Unexpected disconnects do not return the page to initialization. The node is still initialized; it is only currently unreachable.

Reset Client

sequenceDiagram
    participant U as "Admin"
    participant F as "Console"
    participant B as "Backend"
    participant E as "EMQX"
    participant S as "SSE"

    U->>F: Reset client
    F->>B: POST /api/v1/configs/{config_id}/nodes/{node_id}/reset-client
    B->>B: Clear runtime state
    B->>B: client_initialized=false
    B->>B: client_presence_state=offline
    B->>E: Delete or disable MQTT user and disconnect client
    Note over B,E: EMQX failure does not block reset
    B->>S: endpoint.status.updated
    S->>F: Return to initialization page

After reset, old MQTT credentials must not continue working. The client must bind again.

Dynamic to Static

When a dynamic node becomes static, the backend clears binding permissions, clears runtime state, marks the node offline, disables EMQX credentials, and pushes status updates.

Static nodes do not show bind commands and do not support endpoint control.

Final State Semantics

State	Rule
online	Any recent reachable signal exists and no newer offline signal exists.
dropped	All reachable signals exceed TTL, or detect fails/times out without another recent signal.
offline	Never bound, will message received, client reset, node changed to static, or permission revoked.

Reachable signals include heartbeat, detect ACK, control ACK, info ACK, config push ACK, and non-offline events.

Version and Config Projection

Client version comes from bind requests and detect ACKs.
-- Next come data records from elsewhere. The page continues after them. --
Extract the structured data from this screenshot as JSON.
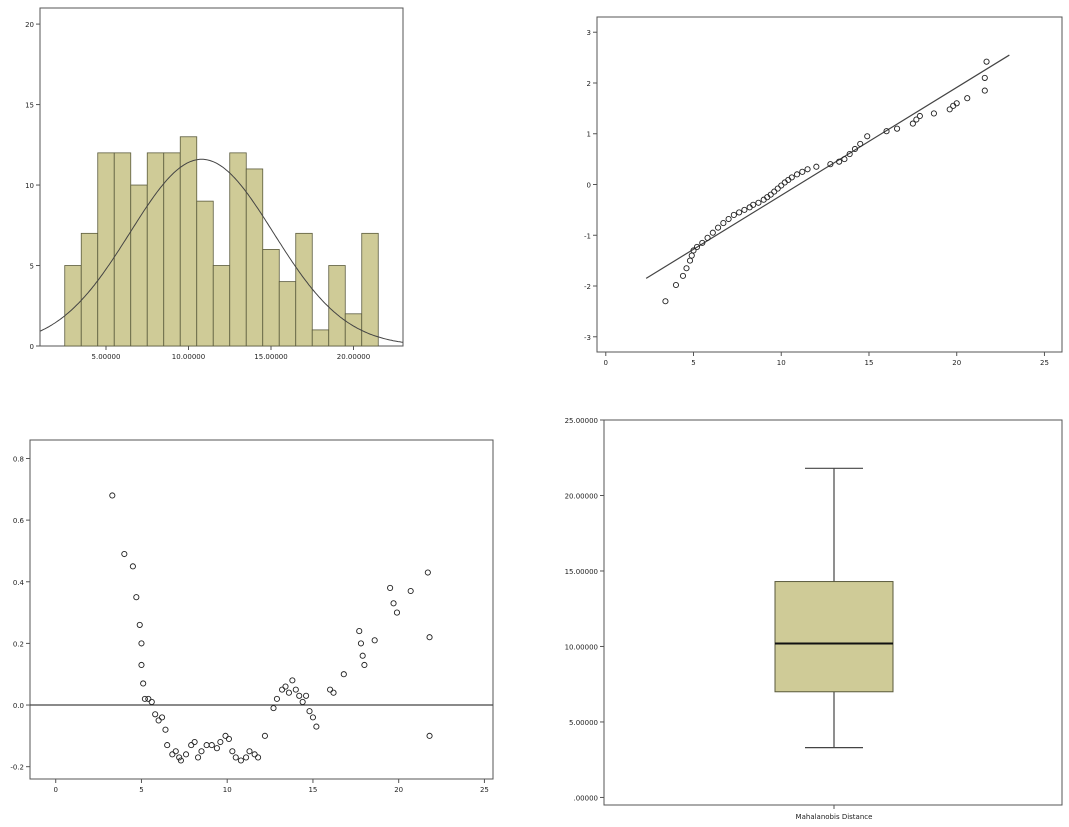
{
  "colors": {
    "bar_fill": "#cfcb97",
    "bar_stroke": "#5a5a3c",
    "marker": "#222222",
    "line": "#444444"
  },
  "chart_data": [
    {
      "type": "bar",
      "title": "",
      "xlabel": "",
      "ylabel": "",
      "x_ticks": [
        "5.00000",
        "10.00000",
        "15.00000",
        "20.00000"
      ],
      "y_ticks": [
        "0",
        "5",
        "10",
        "15",
        "20"
      ],
      "xlim": [
        1.0,
        23.0
      ],
      "ylim": [
        0,
        21
      ],
      "bin_start": 2.5,
      "bin_width": 1.0,
      "values": [
        5,
        7,
        12,
        12,
        10,
        12,
        12,
        13,
        9,
        5,
        12,
        11,
        6,
        4,
        7,
        1,
        5,
        2,
        7
      ],
      "normal_curve": {
        "mean": 10.8,
        "sd": 4.35,
        "peak": 11.6
      },
      "grid": false
    },
    {
      "type": "scatter",
      "title": "",
      "x_ticks": [
        "0",
        "5",
        "10",
        "15",
        "20",
        "25"
      ],
      "y_ticks": [
        "-3",
        "-2",
        "-1",
        "0",
        "1",
        "2",
        "3"
      ],
      "xlim": [
        -0.5,
        26.0
      ],
      "ylim": [
        -3.3,
        3.3
      ],
      "reference_line": [
        [
          2.3,
          -1.85
        ],
        [
          23.0,
          2.55
        ]
      ],
      "points": [
        [
          3.4,
          -2.3
        ],
        [
          4.0,
          -1.98
        ],
        [
          4.4,
          -1.8
        ],
        [
          4.6,
          -1.65
        ],
        [
          4.8,
          -1.5
        ],
        [
          4.9,
          -1.4
        ],
        [
          5.0,
          -1.3
        ],
        [
          5.2,
          -1.23
        ],
        [
          5.5,
          -1.15
        ],
        [
          5.8,
          -1.05
        ],
        [
          6.1,
          -0.95
        ],
        [
          6.4,
          -0.85
        ],
        [
          6.7,
          -0.76
        ],
        [
          7.0,
          -0.68
        ],
        [
          7.3,
          -0.6
        ],
        [
          7.6,
          -0.55
        ],
        [
          7.9,
          -0.5
        ],
        [
          8.2,
          -0.45
        ],
        [
          8.4,
          -0.4
        ],
        [
          8.7,
          -0.36
        ],
        [
          9.0,
          -0.3
        ],
        [
          9.2,
          -0.25
        ],
        [
          9.4,
          -0.2
        ],
        [
          9.6,
          -0.14
        ],
        [
          9.8,
          -0.08
        ],
        [
          10.0,
          -0.02
        ],
        [
          10.2,
          0.04
        ],
        [
          10.4,
          0.09
        ],
        [
          10.6,
          0.14
        ],
        [
          10.9,
          0.2
        ],
        [
          11.2,
          0.25
        ],
        [
          11.5,
          0.3
        ],
        [
          12.0,
          0.35
        ],
        [
          12.8,
          0.4
        ],
        [
          13.3,
          0.45
        ],
        [
          13.6,
          0.5
        ],
        [
          13.9,
          0.6
        ],
        [
          14.2,
          0.7
        ],
        [
          14.5,
          0.8
        ],
        [
          14.9,
          0.95
        ],
        [
          16.0,
          1.05
        ],
        [
          16.6,
          1.1
        ],
        [
          17.5,
          1.2
        ],
        [
          17.7,
          1.28
        ],
        [
          17.9,
          1.35
        ],
        [
          18.7,
          1.4
        ],
        [
          19.6,
          1.48
        ],
        [
          19.8,
          1.55
        ],
        [
          20.0,
          1.6
        ],
        [
          20.6,
          1.7
        ],
        [
          21.6,
          1.85
        ],
        [
          21.6,
          2.1
        ],
        [
          21.7,
          2.42
        ]
      ],
      "grid": false
    },
    {
      "type": "scatter",
      "title": "",
      "x_ticks": [
        "0",
        "5",
        "10",
        "15",
        "20",
        "25"
      ],
      "y_ticks": [
        "-0.2",
        "0.0",
        "0.2",
        "0.4",
        "0.6",
        "0.8"
      ],
      "xlim": [
        -1.5,
        25.5
      ],
      "ylim": [
        -0.24,
        0.86
      ],
      "reference_line": [
        [
          -1.5,
          0.0
        ],
        [
          25.5,
          0.0
        ]
      ],
      "points": [
        [
          3.3,
          0.68
        ],
        [
          4.0,
          0.49
        ],
        [
          4.5,
          0.45
        ],
        [
          4.7,
          0.35
        ],
        [
          4.9,
          0.26
        ],
        [
          5.0,
          0.2
        ],
        [
          5.0,
          0.13
        ],
        [
          5.1,
          0.07
        ],
        [
          5.2,
          0.02
        ],
        [
          5.4,
          0.02
        ],
        [
          5.6,
          0.01
        ],
        [
          5.8,
          -0.03
        ],
        [
          6.0,
          -0.05
        ],
        [
          6.2,
          -0.04
        ],
        [
          6.4,
          -0.08
        ],
        [
          6.5,
          -0.13
        ],
        [
          6.8,
          -0.16
        ],
        [
          7.0,
          -0.15
        ],
        [
          7.2,
          -0.17
        ],
        [
          7.3,
          -0.18
        ],
        [
          7.6,
          -0.16
        ],
        [
          7.9,
          -0.13
        ],
        [
          8.1,
          -0.12
        ],
        [
          8.3,
          -0.17
        ],
        [
          8.5,
          -0.15
        ],
        [
          8.8,
          -0.13
        ],
        [
          9.1,
          -0.13
        ],
        [
          9.4,
          -0.14
        ],
        [
          9.6,
          -0.12
        ],
        [
          9.9,
          -0.1
        ],
        [
          10.1,
          -0.11
        ],
        [
          10.3,
          -0.15
        ],
        [
          10.5,
          -0.17
        ],
        [
          10.8,
          -0.18
        ],
        [
          11.1,
          -0.17
        ],
        [
          11.3,
          -0.15
        ],
        [
          11.6,
          -0.16
        ],
        [
          11.8,
          -0.17
        ],
        [
          12.2,
          -0.1
        ],
        [
          12.7,
          -0.01
        ],
        [
          12.9,
          0.02
        ],
        [
          13.2,
          0.05
        ],
        [
          13.4,
          0.06
        ],
        [
          13.6,
          0.04
        ],
        [
          13.8,
          0.08
        ],
        [
          14.0,
          0.05
        ],
        [
          14.2,
          0.03
        ],
        [
          14.4,
          0.01
        ],
        [
          14.6,
          0.03
        ],
        [
          14.8,
          -0.02
        ],
        [
          15.0,
          -0.04
        ],
        [
          15.2,
          -0.07
        ],
        [
          16.0,
          0.05
        ],
        [
          16.2,
          0.04
        ],
        [
          16.8,
          0.1
        ],
        [
          17.7,
          0.24
        ],
        [
          17.8,
          0.2
        ],
        [
          17.9,
          0.16
        ],
        [
          18.0,
          0.13
        ],
        [
          18.6,
          0.21
        ],
        [
          19.5,
          0.38
        ],
        [
          19.7,
          0.33
        ],
        [
          19.9,
          0.3
        ],
        [
          20.7,
          0.37
        ],
        [
          21.7,
          0.43
        ],
        [
          21.8,
          0.22
        ],
        [
          21.8,
          -0.1
        ]
      ],
      "grid": false
    },
    {
      "type": "box",
      "title": "",
      "xlabel": "Mahalanobis Distance",
      "y_ticks": [
        ".00000",
        "5.00000",
        "10.00000",
        "15.00000",
        "20.00000",
        "25.00000"
      ],
      "ylim": [
        -0.5,
        25.0
      ],
      "whisker_low": 3.3,
      "q1": 7.0,
      "median": 10.2,
      "q3": 14.3,
      "whisker_high": 21.8,
      "grid": false
    }
  ]
}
The backend stores it in node_client_state, and the frontend only displays backend fields.

WG config version state is calculated by the backend:

• latest: confirmed client state matches staged server state.
• pending: config has not been pushed or confirmed state is behind.

Diagnostics

When the user clicks "show WG information":

1. Backend publishes wg_show to the info topic.
2. Client runs raw wg or awg.
3. info/ack only marks completion or failure.
4. stdout/stderr is sent through event.
5. Backend writes control logs and pushes SSE events.

Raw wg / awg output is diagnostic only. It can include all host interfaces and does not participate in current profile runtime projection.